Il met en avant un dernier élément: le montant minimum applicable en matière d'imposition d'après la dépense est moins élevé en Valais que dans les cantons de Genève, Vaud et Tessin, et cela peut donc faire baisser la moyenne. En Valais, le montant minimum sur lequel est calculé l'impôt est ainsi de 250'000 francs contre 445'000 francs à Genève.

Pour Beda Albrecht, on ne peut donc pas dire que le canton du Valais se montre généreux, fiscalement parlant, avec les étrangers très fortunés. Il en veut pour preuve qu'en neuf ans, le nombre de forfaitaires fiscaux établis en Valais a diminué de près de 30%, passant de 1214 personnes en 2013 à 874 en 2021. "Près de deux tiers de ces contribuables ont opté pour l'imposition ordinaire", assure-t-il.

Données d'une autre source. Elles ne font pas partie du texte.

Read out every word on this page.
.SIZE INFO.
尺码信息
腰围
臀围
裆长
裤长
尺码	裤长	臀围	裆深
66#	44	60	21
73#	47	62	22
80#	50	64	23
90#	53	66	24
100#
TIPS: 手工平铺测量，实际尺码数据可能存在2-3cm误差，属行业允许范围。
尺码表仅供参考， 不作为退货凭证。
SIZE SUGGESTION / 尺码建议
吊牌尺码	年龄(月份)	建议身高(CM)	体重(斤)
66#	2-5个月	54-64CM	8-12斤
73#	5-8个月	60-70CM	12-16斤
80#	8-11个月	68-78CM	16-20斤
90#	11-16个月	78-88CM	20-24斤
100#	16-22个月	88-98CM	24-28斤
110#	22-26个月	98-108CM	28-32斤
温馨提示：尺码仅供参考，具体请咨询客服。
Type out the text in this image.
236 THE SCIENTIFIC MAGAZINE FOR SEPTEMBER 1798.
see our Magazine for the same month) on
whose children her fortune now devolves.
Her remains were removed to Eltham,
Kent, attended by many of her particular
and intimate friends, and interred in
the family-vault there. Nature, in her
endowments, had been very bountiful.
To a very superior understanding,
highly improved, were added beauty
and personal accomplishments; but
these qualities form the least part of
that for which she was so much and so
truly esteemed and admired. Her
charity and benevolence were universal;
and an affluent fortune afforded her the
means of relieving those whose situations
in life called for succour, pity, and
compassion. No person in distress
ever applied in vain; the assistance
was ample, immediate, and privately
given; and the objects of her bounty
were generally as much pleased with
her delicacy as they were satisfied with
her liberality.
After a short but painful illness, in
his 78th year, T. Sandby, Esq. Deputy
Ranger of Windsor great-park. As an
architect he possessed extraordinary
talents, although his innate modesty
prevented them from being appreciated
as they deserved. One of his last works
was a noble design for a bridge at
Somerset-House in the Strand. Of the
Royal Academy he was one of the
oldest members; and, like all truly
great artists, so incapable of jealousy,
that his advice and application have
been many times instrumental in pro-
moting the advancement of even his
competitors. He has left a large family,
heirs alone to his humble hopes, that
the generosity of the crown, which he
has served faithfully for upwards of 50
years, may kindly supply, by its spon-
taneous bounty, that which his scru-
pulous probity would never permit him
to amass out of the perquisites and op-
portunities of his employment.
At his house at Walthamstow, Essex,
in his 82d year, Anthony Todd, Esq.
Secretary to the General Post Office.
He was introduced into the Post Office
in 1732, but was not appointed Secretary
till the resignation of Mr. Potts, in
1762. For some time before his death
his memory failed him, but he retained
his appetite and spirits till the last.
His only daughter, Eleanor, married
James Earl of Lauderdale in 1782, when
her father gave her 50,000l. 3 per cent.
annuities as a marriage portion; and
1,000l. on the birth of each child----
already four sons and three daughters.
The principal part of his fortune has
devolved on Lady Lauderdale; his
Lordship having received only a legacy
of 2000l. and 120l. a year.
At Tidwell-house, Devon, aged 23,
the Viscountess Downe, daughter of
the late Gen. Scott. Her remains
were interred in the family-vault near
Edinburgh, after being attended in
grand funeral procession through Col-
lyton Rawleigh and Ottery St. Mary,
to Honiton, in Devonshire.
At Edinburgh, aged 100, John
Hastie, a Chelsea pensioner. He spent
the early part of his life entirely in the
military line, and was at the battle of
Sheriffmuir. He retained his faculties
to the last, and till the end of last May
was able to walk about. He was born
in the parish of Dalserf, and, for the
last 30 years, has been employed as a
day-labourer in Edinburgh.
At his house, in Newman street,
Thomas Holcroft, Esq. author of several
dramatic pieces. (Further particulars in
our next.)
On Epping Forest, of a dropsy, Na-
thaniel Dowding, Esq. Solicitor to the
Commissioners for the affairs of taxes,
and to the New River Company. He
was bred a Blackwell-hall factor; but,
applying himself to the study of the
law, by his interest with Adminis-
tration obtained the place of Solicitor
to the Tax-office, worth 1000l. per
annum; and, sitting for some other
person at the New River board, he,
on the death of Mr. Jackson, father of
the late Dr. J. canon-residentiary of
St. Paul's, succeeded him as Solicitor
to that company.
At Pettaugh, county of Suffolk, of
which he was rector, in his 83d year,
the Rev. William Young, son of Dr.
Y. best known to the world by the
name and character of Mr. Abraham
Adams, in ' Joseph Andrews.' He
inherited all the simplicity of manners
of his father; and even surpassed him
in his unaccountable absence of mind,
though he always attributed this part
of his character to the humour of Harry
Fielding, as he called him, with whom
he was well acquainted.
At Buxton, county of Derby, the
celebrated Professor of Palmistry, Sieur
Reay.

Un élu demande un contrôle accru

Malgré cette baisse, le Valais comptait toutefois l'an dernier davantage de bénéficiaires du forfait que les cantons de Vaud (837) et Genève (527). Les chiffres tessinois ne sont pas encore connus.

Les explications du chef du fisc valaisan ne convainquent en tout cas pas le conseiller national socialiste valaisan Emmanuel Amoos. Interrogé dans le 19h30, il affirme que "le canton du Valais fait preuve d'une grande complaisance pour l'octroi de ces forfaits fiscaux" et ce, "alors que la population subit de plein fouet une crise du pouvoir d'achat".

L'élu socialiste se dit "choqué". Il estime que "les cantons se livrent une vraie guerre, une vraie compétition pour attirer sur leur sol les bénéficiaires de forfaits fiscaux". Il annonce donc en primeur à la RTS qu'il va "demander la mise en place d'un contrôle accru" de la part du Conseil fédéral.